OCEAN CITY — One after another, the postal trucks rolled up to the back of St. Peter’s United Methodist Church on Eighth Street through the afternoon Saturday, lining up along the alley to deliver tons — more than 3 tons, to be exact — of donated food to the Ocean City Food Cupboard.
The letter carriers and volunteers unloaded each truck and handed the boxes to a fireman’s line snaking inside the building, where the nonperishable food was sorted to be distributed through the summer.
More volunteers worked on sorting, piling pasta here, cans of tuna there, microwavable dinners somewhere else, and stacking them in the cupboard for future distributions.
Letter carriers around the nation participate in the Stamp Out Hunger food drive on the second Saturday in May each year. Post offices throughout the region collect food from people on their route to be given to the Community FoodBank of Southern New Jersey. Last year, the drive collected 80 million pounds of food nationally.
In Ocean City, the letter carriers collect for the local Food Cupboard, run for decades out of the basement of St. Peter’s by the Ocean City Ecumenical Council, an organization of churches in the community.
Dottie Cianci, the coordinator of the Food Cupboard, said the drive collects 4,000 to 5,000 pounds of food from Ocean City doorsteps each spring, which is a significant help to keeping the cupboard stocked. There’s another food drive in the fall as well.
“We’re at 4,500 and still going,” someone shouts from around the corner while the volunteers struggle to keep up with the steady flow of boxes and canned goods.
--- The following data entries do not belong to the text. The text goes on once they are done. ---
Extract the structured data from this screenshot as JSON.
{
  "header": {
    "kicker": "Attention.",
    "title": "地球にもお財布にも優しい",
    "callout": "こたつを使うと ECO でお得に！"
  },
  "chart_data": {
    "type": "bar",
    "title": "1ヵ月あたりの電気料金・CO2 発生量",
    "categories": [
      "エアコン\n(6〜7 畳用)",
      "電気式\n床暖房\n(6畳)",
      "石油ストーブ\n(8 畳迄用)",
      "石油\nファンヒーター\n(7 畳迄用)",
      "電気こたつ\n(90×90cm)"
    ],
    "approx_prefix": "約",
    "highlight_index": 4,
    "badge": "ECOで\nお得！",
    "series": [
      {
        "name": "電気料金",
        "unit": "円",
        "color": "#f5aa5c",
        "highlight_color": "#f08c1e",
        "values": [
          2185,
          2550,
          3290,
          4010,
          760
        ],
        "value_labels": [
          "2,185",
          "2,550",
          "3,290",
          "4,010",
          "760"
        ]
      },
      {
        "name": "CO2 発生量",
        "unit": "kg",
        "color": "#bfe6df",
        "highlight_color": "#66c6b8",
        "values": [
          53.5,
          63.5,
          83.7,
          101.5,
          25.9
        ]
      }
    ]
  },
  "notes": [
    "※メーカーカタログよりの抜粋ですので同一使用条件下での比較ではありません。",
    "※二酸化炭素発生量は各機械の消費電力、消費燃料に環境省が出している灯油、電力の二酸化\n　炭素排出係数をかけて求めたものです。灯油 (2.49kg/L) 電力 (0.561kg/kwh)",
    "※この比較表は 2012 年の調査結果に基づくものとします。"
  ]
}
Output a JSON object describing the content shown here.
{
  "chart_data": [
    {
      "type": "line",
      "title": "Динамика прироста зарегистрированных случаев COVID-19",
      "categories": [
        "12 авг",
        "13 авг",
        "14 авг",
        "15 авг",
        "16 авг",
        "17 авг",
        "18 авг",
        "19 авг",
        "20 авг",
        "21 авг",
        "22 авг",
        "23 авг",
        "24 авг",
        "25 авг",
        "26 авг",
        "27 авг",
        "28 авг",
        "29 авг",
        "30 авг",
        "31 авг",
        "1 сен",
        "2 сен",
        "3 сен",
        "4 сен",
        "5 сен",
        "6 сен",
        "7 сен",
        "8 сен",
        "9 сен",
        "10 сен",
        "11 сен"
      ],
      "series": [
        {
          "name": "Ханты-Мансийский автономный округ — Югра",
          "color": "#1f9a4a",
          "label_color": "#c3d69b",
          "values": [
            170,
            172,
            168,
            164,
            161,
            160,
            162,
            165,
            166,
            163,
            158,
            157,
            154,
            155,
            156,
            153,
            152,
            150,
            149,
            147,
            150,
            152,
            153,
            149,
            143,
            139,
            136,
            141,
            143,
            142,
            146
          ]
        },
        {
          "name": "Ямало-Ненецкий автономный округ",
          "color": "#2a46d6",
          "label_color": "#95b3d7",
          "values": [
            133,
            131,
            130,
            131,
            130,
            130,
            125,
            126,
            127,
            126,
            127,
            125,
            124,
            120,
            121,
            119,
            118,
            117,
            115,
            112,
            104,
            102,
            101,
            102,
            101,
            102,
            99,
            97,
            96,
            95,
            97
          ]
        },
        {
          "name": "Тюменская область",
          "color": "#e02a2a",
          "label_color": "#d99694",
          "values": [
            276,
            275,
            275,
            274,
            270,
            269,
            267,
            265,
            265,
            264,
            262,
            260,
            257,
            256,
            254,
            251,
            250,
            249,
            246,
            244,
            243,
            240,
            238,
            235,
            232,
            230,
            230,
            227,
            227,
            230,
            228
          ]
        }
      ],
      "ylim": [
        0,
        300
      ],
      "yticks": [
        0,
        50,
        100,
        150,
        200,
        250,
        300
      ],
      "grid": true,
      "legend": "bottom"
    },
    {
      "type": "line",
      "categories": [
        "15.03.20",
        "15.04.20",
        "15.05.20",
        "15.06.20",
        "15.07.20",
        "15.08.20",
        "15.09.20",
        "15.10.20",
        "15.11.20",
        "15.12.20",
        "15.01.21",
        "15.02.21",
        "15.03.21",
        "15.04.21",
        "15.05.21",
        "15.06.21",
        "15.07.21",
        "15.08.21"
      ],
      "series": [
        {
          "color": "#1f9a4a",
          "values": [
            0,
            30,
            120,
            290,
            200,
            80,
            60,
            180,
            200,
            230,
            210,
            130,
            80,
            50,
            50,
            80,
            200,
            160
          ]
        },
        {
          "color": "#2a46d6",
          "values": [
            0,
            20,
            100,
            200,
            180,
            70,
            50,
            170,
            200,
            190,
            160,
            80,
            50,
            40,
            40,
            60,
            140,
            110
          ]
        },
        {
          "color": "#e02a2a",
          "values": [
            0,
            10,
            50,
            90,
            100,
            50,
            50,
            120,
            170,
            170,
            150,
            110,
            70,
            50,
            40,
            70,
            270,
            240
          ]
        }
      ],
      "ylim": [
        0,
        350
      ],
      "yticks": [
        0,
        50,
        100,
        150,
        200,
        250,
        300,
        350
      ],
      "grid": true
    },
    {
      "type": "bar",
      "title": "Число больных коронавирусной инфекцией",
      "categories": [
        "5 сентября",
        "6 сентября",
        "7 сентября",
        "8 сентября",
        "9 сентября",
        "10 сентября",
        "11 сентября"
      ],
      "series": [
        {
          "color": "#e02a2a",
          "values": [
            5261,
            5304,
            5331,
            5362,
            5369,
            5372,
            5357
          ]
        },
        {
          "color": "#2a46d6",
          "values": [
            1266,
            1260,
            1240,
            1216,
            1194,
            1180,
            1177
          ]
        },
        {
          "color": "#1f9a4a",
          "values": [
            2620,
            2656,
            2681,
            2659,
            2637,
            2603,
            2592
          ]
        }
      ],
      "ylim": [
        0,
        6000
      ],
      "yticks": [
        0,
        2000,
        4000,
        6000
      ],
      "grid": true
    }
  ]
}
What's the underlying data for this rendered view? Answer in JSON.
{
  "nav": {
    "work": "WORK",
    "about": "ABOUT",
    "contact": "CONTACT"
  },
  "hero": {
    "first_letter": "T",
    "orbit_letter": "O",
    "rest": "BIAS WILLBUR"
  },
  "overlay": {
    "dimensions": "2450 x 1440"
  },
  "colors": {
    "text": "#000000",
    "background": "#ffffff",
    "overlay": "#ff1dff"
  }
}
By the end of the day, the total count was 6,620 pounds of donated food.
“We did a fantastic job,” said Cianci. “We thank the public for doing it.”
The cupboard offers emergency food aid, designed to keep individuals and families fed while awaiting public assistance or other aid. People are allowed one visit to the cupboard per month, she said. The cupboard is open from 1 to 3 p.m. Monday through Friday, excluding holidays.
On Saturday afternoon, the Food Cupboard had taken over additional rooms in the church. But Cianci said they had to be all cleared out by Sunday morning so the rooms could be used for their usual purposes.
This year, Cianci said, she was understaffed, in part because the local Boy Scout troop usually helps out. This weekend most of the troop were on a camping trip. One scout was on hand, and in uniform. Rolando Camargo, 18, is a Life Scout in the process of becoming an Eagle Scout, the highest rank in the organization. While loading up bags, he said he faces his Eagle review board in June.
Outside, things were slowing down for the men from Coastal Christian Ocean City, who spent hours unloading the mail trucks.
“This is one of the best things I’ve ever been involved in,” said church member Ed Fugee, of Egg Harbor Township.